Bourbon Steak at The Four Seasons Hotel Washington, DC in Georgetown is one of those restaurants in that carries with it a certain reputation. It’s that place that your big law friend swears by for Saturday date nights and that you immediately associate with power lunches and anniversary dinners. It’s swanky and formal, and it demands a celebratory occasion.
Or does it?
Through Labor Day weekend, the sophisticated atmosphere of Bourbon Steak has a colorful, summery new look thanks to local artist Maggie O’Neill, transforming the space into a lively atmosphere, regardless of the occasion.
O’Neill brought her signature vivid style to the Liberty of Color installation. With paintings throughout the restaurant and a vibrant installation on the patio that includes two paint-covered eight-foot Lady Liberty statues, a large drip flag and colorful disco balls suspended above diners, the space has been transformed into a vivid backdrop for a summer series that includes live DJs every Sunday from 4 to 7 p.m. and specialty cocktails. Sip on the La Palabra, a smoky, citrusy cocktail with El Silencio mezcal; the Nostalgia, a Sagamore Spirit Rye-based citrus drink; or the refreshing Lady Liberty, which has a lower ABV, ideal for long, hot afternoons where there’s nothing to do except wait out the heat.

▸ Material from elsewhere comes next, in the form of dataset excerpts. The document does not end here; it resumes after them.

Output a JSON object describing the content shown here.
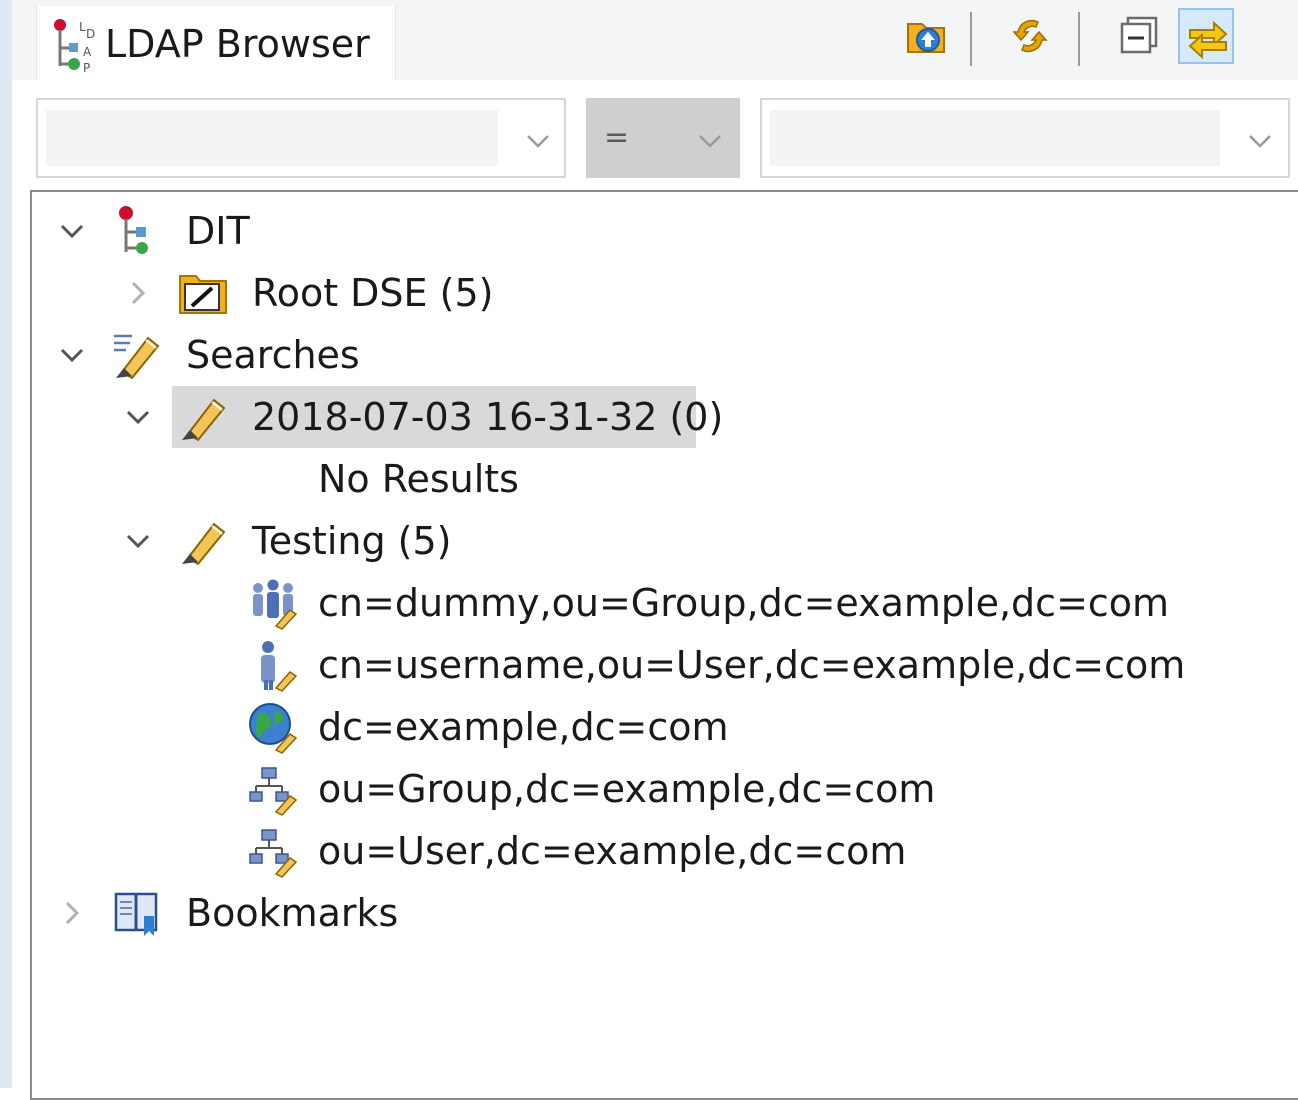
{
  "view": {
    "title": "LDAP Browser",
    "icon": "ldap-browser-icon"
  },
  "toolbar": {
    "buttons": [
      {
        "name": "up-icon",
        "label": "Up"
      },
      {
        "name": "refresh-icon",
        "label": "Refresh"
      },
      {
        "name": "collapse-all-icon",
        "label": "Collapse All"
      },
      {
        "name": "link-with-editor-icon",
        "label": "Link with Editor",
        "active": true
      }
    ]
  },
  "quick_search": {
    "attribute_value": "",
    "operator_value": "=",
    "filter_value": ""
  },
  "tree": {
    "nodes": [
      {
        "label": "DIT",
        "icon": "dit-icon",
        "state": "expanded",
        "depth": 0
      },
      {
        "label": "Root DSE (5)",
        "icon": "root-dse-folder-icon",
        "state": "collapsed",
        "depth": 1
      },
      {
        "label": "Searches",
        "icon": "searches-icon",
        "state": "expanded",
        "depth": 0
      },
      {
        "label": "2018-07-03 16-31-32 (0)",
        "icon": "search-icon",
        "state": "expanded",
        "depth": 1,
        "selected": true
      },
      {
        "label": "No Results",
        "icon": "",
        "state": "leaf",
        "depth": 2
      },
      {
        "label": "Testing (5)",
        "icon": "search-icon",
        "state": "expanded",
        "depth": 1
      },
      {
        "label": "cn=dummy,ou=Group,dc=example,dc=com",
        "icon": "group-entry-icon",
        "state": "leaf",
        "depth": 2
      },
      {
        "label": "cn=username,ou=User,dc=example,dc=com",
        "icon": "person-entry-icon",
        "state": "leaf",
        "depth": 2
      },
      {
        "label": "dc=example,dc=com",
        "icon": "domain-entry-icon",
        "state": "leaf",
        "depth": 2
      },
      {
        "label": "ou=Group,dc=example,dc=com",
        "icon": "org-unit-entry-icon",
        "state": "leaf",
        "depth": 2
      },
      {
        "label": "ou=User,dc=example,dc=com",
        "icon": "org-unit-entry-icon",
        "state": "leaf",
        "depth": 2
      },
      {
        "label": "Bookmarks",
        "icon": "bookmarks-icon",
        "state": "collapsed",
        "depth": 0
      }
    ]
  },
  "colors": {
    "selection": "#d9d9d9",
    "active_button": "#d6e9fb",
    "accent_folder": "#f2b01e"
  }
}
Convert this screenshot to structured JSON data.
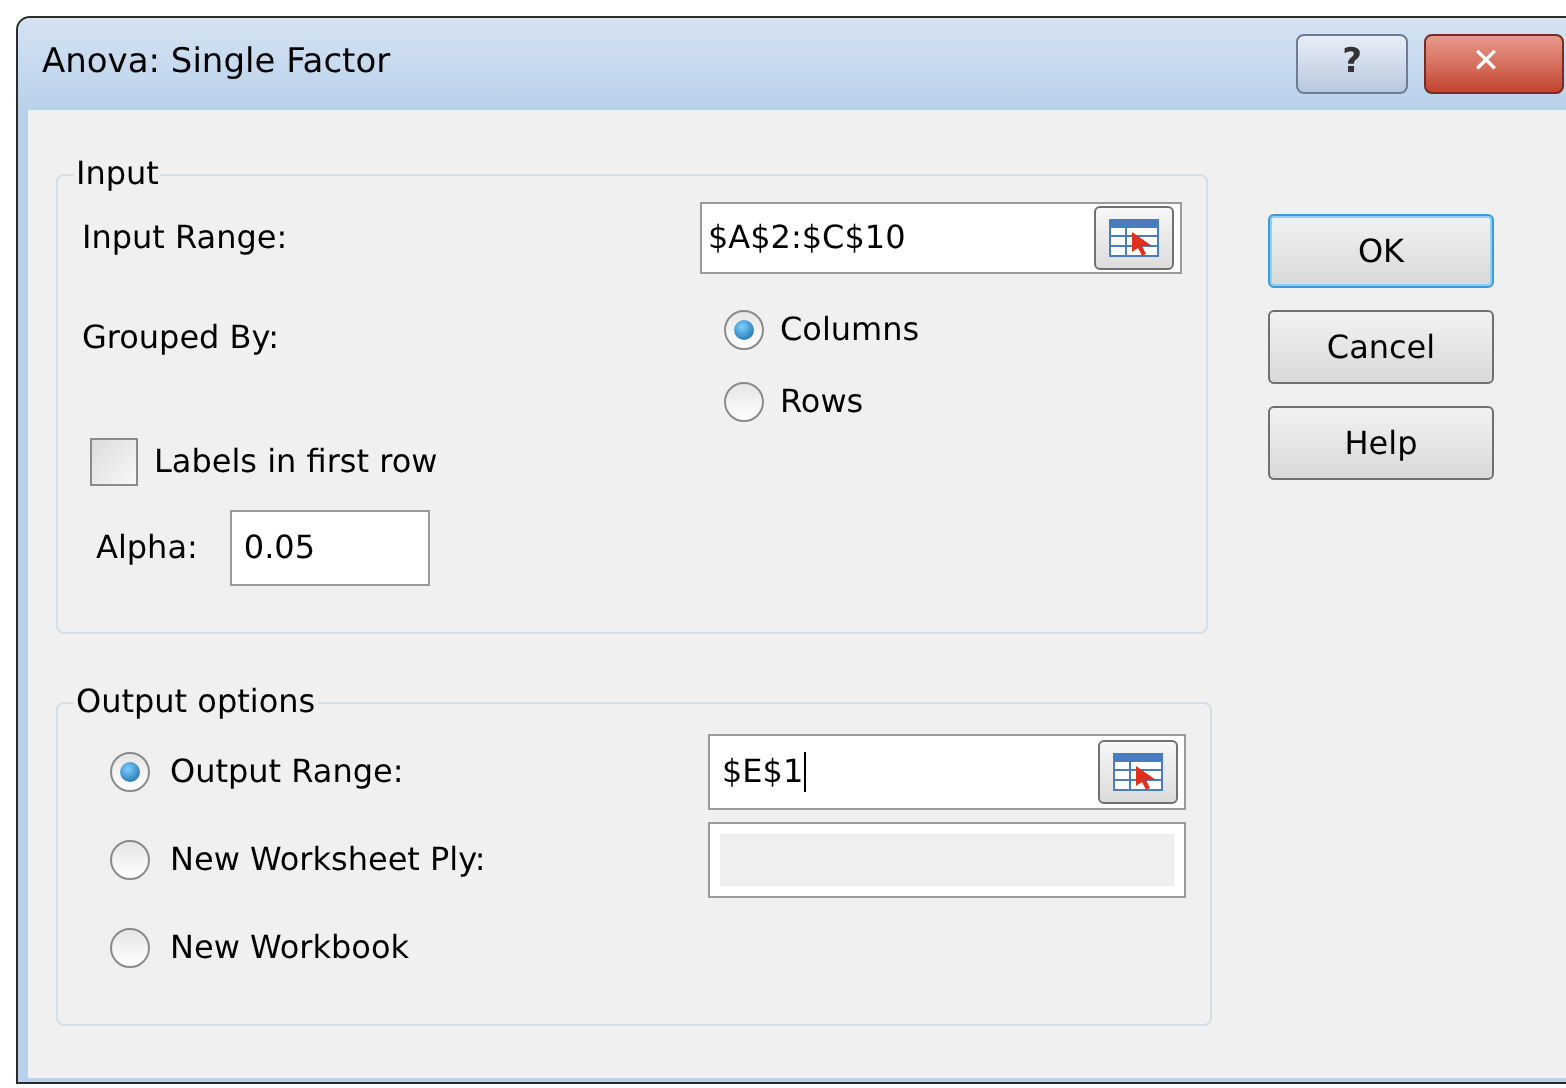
{
  "window": {
    "title": "Anova: Single Factor",
    "help_button": "?",
    "close_button": "✕"
  },
  "input": {
    "legend": "Input",
    "range_label": "Input Range:",
    "range_value": "$A$2:$C$10",
    "grouped_label": "Grouped By:",
    "grouped_options": [
      {
        "label": "Columns",
        "selected": true
      },
      {
        "label": "Rows",
        "selected": false
      }
    ],
    "labels_checkbox": {
      "label": "Labels in first row",
      "checked": false
    },
    "alpha_label": "Alpha:",
    "alpha_value": "0.05"
  },
  "output": {
    "legend": "Output options",
    "options": [
      {
        "label": "Output Range:",
        "selected": true,
        "kind": "range",
        "value": "$E$1",
        "disabled": false
      },
      {
        "label": "New Worksheet Ply:",
        "selected": false,
        "kind": "text",
        "disabled": true
      },
      {
        "label": "New Workbook",
        "selected": false,
        "kind": "plain"
      }
    ]
  },
  "buttons": [
    {
      "label": "OK",
      "default": true
    },
    {
      "label": "Cancel",
      "default": false
    },
    {
      "label": "Help",
      "default": false
    }
  ]
}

If you decide to make your way into the dining room for dinner, the meal lives up to its storied hype. The indulgence starts before you’ve even ordered as a trio of duck fat fries with three dipping sauces arrives on your table shortly after you sit down, followed by buttery truffle rolls.
Starters not to be missed include the melt-in-your-mouth smoked bone marrow, which is served with a rich ras ál hanout butter and is, hands down, one of the best items on the menu. The truffled hamachi crudo and the wagyu steak tartare from nearby Ovaka Farms are also worth checking out. And, of course, the ‘wedge’ salad is always a classic.
Looking to tie in a Virginia wine angle with some of the locally sourced dishes, Winn Robertson, the head sommelier, offered his guidance. He suggested the Paradise Springs PVT Red Blend, a full bodied red that paired beautifully with both the Porterhouse steak, as well as the chicken and dumplings, one of the signature Bourbon Steak dishes. Standout side dishes included the black truffle mac and cheese and roasted carrots with tahini and za’atar.
And, if there’s ever a time to save room for dessert, trust that this is it. Think of the smoking cloche that you’ll see used with cocktails — but imagine it being pulled away to reveal a campfire-worthy smoked s’mores with toasted marshmallow ice cream, chocolate praline mousse and hazelnut streusel. Pair it with a Barboursville Vineyards Malvaxia Passito for an ending note that’s just like sitting by a fire pit out in the Virginia countryside, except you don’t have to fight the 66 traffic on the way home.
$1 from every cocktail purchased from The Liberty of Color cocktail menu will go to support Worthy Mentoring.